L’agent auquel Gévrol abandonnait une information qu’il jugeait inutile, était un débutant dans « la partie. »

Il s’appelait Lecoq.

C’était un garçon de vingt-cinq à vingt-six ans, presque imberbe, pâle, avec la lèvre rouge et d’abondants cheveux noirs ondés. Il était un peu petit, mais bien pris, et ses moindres mouvements trahissaient une vigueur peu commune.
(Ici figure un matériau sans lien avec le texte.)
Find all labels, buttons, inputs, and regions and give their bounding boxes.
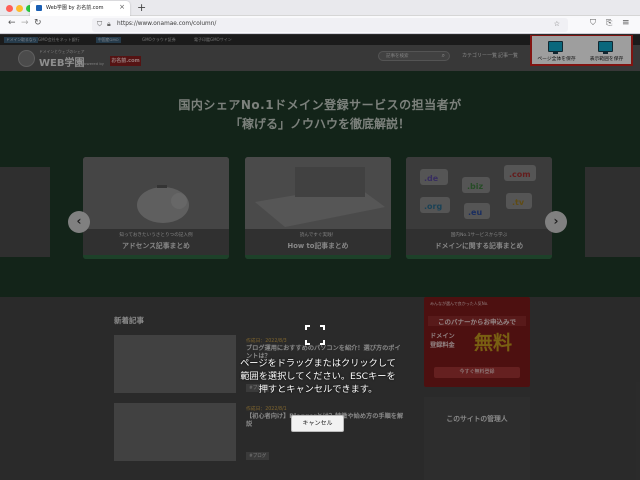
browser-tab[interactable]: Web学園 by お名前.com × xyxy=(30,1,130,16)
selection-instructions: ページをドラッグまたはクリックして範囲を選択してください。ESCキーを押すとキャ… xyxy=(240,358,396,395)
crosshair-icon xyxy=(305,325,325,345)
bookmark-star-icon[interactable]: ☆ xyxy=(554,20,560,28)
minimize-window-button[interactable] xyxy=(16,5,23,12)
back-icon[interactable]: ← xyxy=(8,18,16,28)
reload-icon[interactable]: ↻ xyxy=(34,18,42,28)
navigation-bar: ← → ↻ ⛉ 🔒︎ https://www.onamae.com/column… xyxy=(0,16,640,34)
close-tab-icon[interactable]: × xyxy=(119,3,125,11)
lock-icon[interactable]: 🔒︎ xyxy=(107,20,111,29)
forward-icon[interactable]: → xyxy=(21,18,29,28)
tab-title: Web学園 by お名前.com xyxy=(46,5,104,11)
url-text: https://www.onamae.com/column/ xyxy=(117,21,217,27)
cancel-button[interactable]: キャンセル xyxy=(291,415,344,432)
tab-strip: Web学園 by お名前.com × + xyxy=(0,0,640,16)
shield-icon[interactable]: ⛉ xyxy=(97,20,102,29)
pocket-icon[interactable]: ⛉ xyxy=(590,18,596,28)
extensions-icon[interactable]: ⎘ xyxy=(606,18,612,28)
new-tab-icon[interactable]: + xyxy=(137,1,146,14)
favicon-icon xyxy=(36,5,42,11)
browser-window: Web学園 by お名前.com × + ← → ↻ ⛉ 🔒︎ https://… xyxy=(0,0,640,480)
close-window-button[interactable] xyxy=(6,5,13,12)
address-bar[interactable]: ⛉ 🔒︎ https://www.onamae.com/column/ ☆ xyxy=(92,18,568,32)
menu-icon[interactable]: ≡ xyxy=(622,18,630,28)
selection-overlay[interactable] xyxy=(0,35,640,480)
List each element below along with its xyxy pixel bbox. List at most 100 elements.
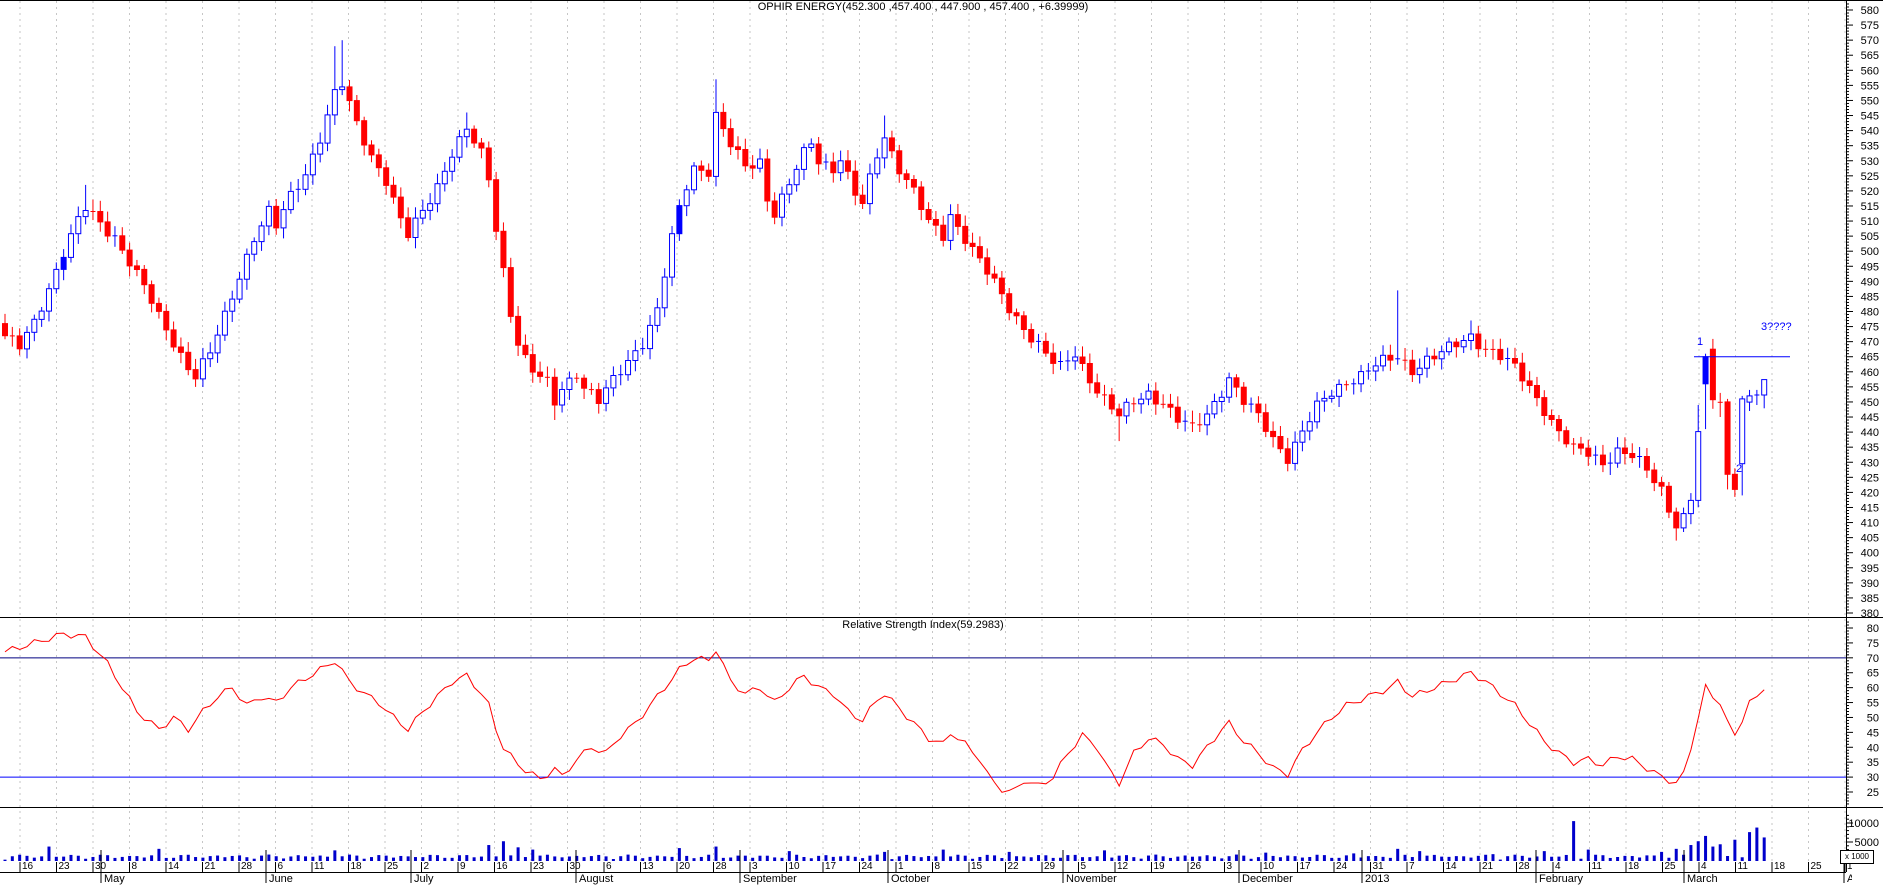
- svg-text:14: 14: [1446, 861, 1458, 872]
- svg-text:21: 21: [205, 861, 217, 872]
- svg-text:December: December: [1242, 873, 1293, 885]
- svg-text:540: 540: [1861, 126, 1879, 138]
- svg-text:11: 11: [1592, 861, 1603, 872]
- svg-text:14: 14: [168, 861, 180, 872]
- svg-text:435: 435: [1861, 442, 1879, 454]
- svg-text:450: 450: [1861, 397, 1879, 409]
- svg-text:550: 550: [1861, 95, 1879, 107]
- volume-bars: [4, 821, 1766, 861]
- svg-text:28: 28: [1519, 861, 1531, 872]
- svg-text:3: 3: [752, 861, 758, 872]
- svg-text:455: 455: [1861, 382, 1879, 394]
- svg-text:August: August: [579, 873, 613, 885]
- svg-text:1: 1: [898, 861, 904, 872]
- svg-text:16: 16: [22, 861, 34, 872]
- svg-text:5: 5: [1081, 861, 1087, 872]
- svg-text:18: 18: [1628, 861, 1640, 872]
- svg-text:31: 31: [1373, 861, 1385, 872]
- svg-text:80: 80: [1867, 623, 1879, 635]
- svg-text:385: 385: [1861, 593, 1879, 605]
- svg-text:25: 25: [1811, 861, 1823, 872]
- svg-text:23: 23: [533, 861, 545, 872]
- rsi-line: [5, 633, 1764, 792]
- chart-canvas[interactable]: 123????580575570565560555550545540535530…: [0, 0, 1883, 885]
- chart-window: 123????580575570565560555550545540535530…: [0, 0, 1883, 885]
- svg-text:25: 25: [387, 861, 399, 872]
- svg-text:460: 460: [1861, 367, 1879, 379]
- svg-text:11: 11: [314, 861, 325, 872]
- svg-text:75: 75: [1867, 638, 1879, 650]
- svg-text:535: 535: [1861, 141, 1879, 153]
- weekly-gridlines: [20, 1, 1845, 871]
- svg-text:10: 10: [1263, 861, 1275, 872]
- svg-text:55: 55: [1867, 698, 1879, 710]
- svg-text:520: 520: [1861, 186, 1879, 198]
- svg-text:545: 545: [1861, 111, 1879, 123]
- svg-text:20: 20: [679, 861, 691, 872]
- svg-text:30: 30: [1867, 772, 1879, 784]
- svg-text:425: 425: [1861, 472, 1879, 484]
- svg-text:5000: 5000: [1855, 837, 1879, 849]
- svg-text:25: 25: [1867, 787, 1879, 799]
- svg-text:60: 60: [1867, 683, 1879, 695]
- svg-text:35: 35: [1867, 757, 1879, 769]
- svg-text:390: 390: [1861, 578, 1879, 590]
- svg-text:560: 560: [1861, 65, 1879, 77]
- svg-text:8: 8: [132, 861, 138, 872]
- svg-text:May: May: [104, 873, 125, 885]
- svg-text:28: 28: [716, 861, 728, 872]
- svg-text:495: 495: [1861, 261, 1879, 273]
- svg-text:3: 3: [1227, 861, 1233, 872]
- svg-text:2013: 2013: [1365, 873, 1389, 885]
- svg-text:18: 18: [1774, 861, 1786, 872]
- rsi-panel-title: Relative Strength Index(59.2983): [0, 619, 1846, 631]
- svg-text:24: 24: [1336, 861, 1348, 872]
- wave-label-1: 1: [1697, 336, 1703, 348]
- svg-text:40: 40: [1867, 742, 1879, 754]
- svg-text:500: 500: [1861, 246, 1879, 258]
- svg-text:575: 575: [1861, 20, 1879, 32]
- svg-text:485: 485: [1861, 291, 1879, 303]
- svg-text:10000: 10000: [1848, 818, 1879, 830]
- wave-label-3: 3????: [1761, 321, 1792, 333]
- svg-text:555: 555: [1861, 80, 1879, 92]
- svg-text:26: 26: [1190, 861, 1202, 872]
- svg-text:11: 11: [1738, 861, 1749, 872]
- svg-text:25: 25: [1665, 861, 1677, 872]
- svg-text:440: 440: [1861, 427, 1879, 439]
- svg-text:430: 430: [1861, 457, 1879, 469]
- svg-text:29: 29: [1044, 861, 1056, 872]
- svg-text:October: October: [891, 873, 930, 885]
- svg-text:30: 30: [570, 861, 582, 872]
- svg-text:505: 505: [1861, 231, 1879, 243]
- svg-text:380: 380: [1861, 608, 1879, 620]
- svg-text:490: 490: [1861, 276, 1879, 288]
- svg-text:530: 530: [1861, 156, 1879, 168]
- svg-text:13: 13: [643, 861, 655, 872]
- svg-text:24: 24: [862, 861, 874, 872]
- svg-text:21: 21: [1482, 861, 1494, 872]
- svg-text:4: 4: [1555, 861, 1561, 872]
- svg-text:395: 395: [1861, 563, 1879, 575]
- svg-text:9: 9: [460, 861, 466, 872]
- svg-text:15: 15: [971, 861, 983, 872]
- svg-text:470: 470: [1861, 337, 1879, 349]
- svg-text:April: April: [1847, 873, 1869, 885]
- svg-text:16: 16: [497, 861, 509, 872]
- svg-text:445: 445: [1861, 412, 1879, 424]
- svg-text:405: 405: [1861, 533, 1879, 545]
- svg-text:565: 565: [1861, 50, 1879, 62]
- svg-text:570: 570: [1861, 35, 1879, 47]
- volume-multiplier-box: x 1000: [1840, 850, 1874, 864]
- svg-text:420: 420: [1861, 487, 1879, 499]
- svg-text:475: 475: [1861, 322, 1879, 334]
- svg-text:28: 28: [241, 861, 253, 872]
- svg-text:10: 10: [789, 861, 801, 872]
- svg-text:525: 525: [1861, 171, 1879, 183]
- svg-text:410: 410: [1861, 518, 1879, 530]
- svg-text:June: June: [269, 873, 293, 885]
- svg-text:17: 17: [825, 861, 837, 872]
- price-panel-title: OPHIR ENERGY(452.300 ,457.400 , 447.900 …: [0, 1, 1846, 13]
- svg-text:July: July: [414, 873, 434, 885]
- svg-text:8: 8: [935, 861, 941, 872]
En lui, d’ailleurs, rien de remarquable, sinon l’œil, qui selon sa volonté, étincelait ou s’éteignait comme le feu d’un phare à éclipses, et le nez, dont les ailes larges et charnues avaient une surprenante mobilité.

Fils d’une riche et honorable famille de Normandie, Lecoq avait reçu une bonne et solide éducation.

Il commençait son droit à Paris, quand dans la même semaine, coup sur coup, il apprit que son père, complètement ruiné, venait de mourir, et que sa mère ne lui avait survécu que quelques heures.

Désormais il était seul au monde, sans ressources…, et il fallait vivre. Il put apprécier sa juste valeur ; elle était nulle.

L’Université, avec le diplôme de bachelier, ne donne pas de brevet de rentes viagères. C’est une lacune. À quoi servait à l’orphelin sa science du lycée ?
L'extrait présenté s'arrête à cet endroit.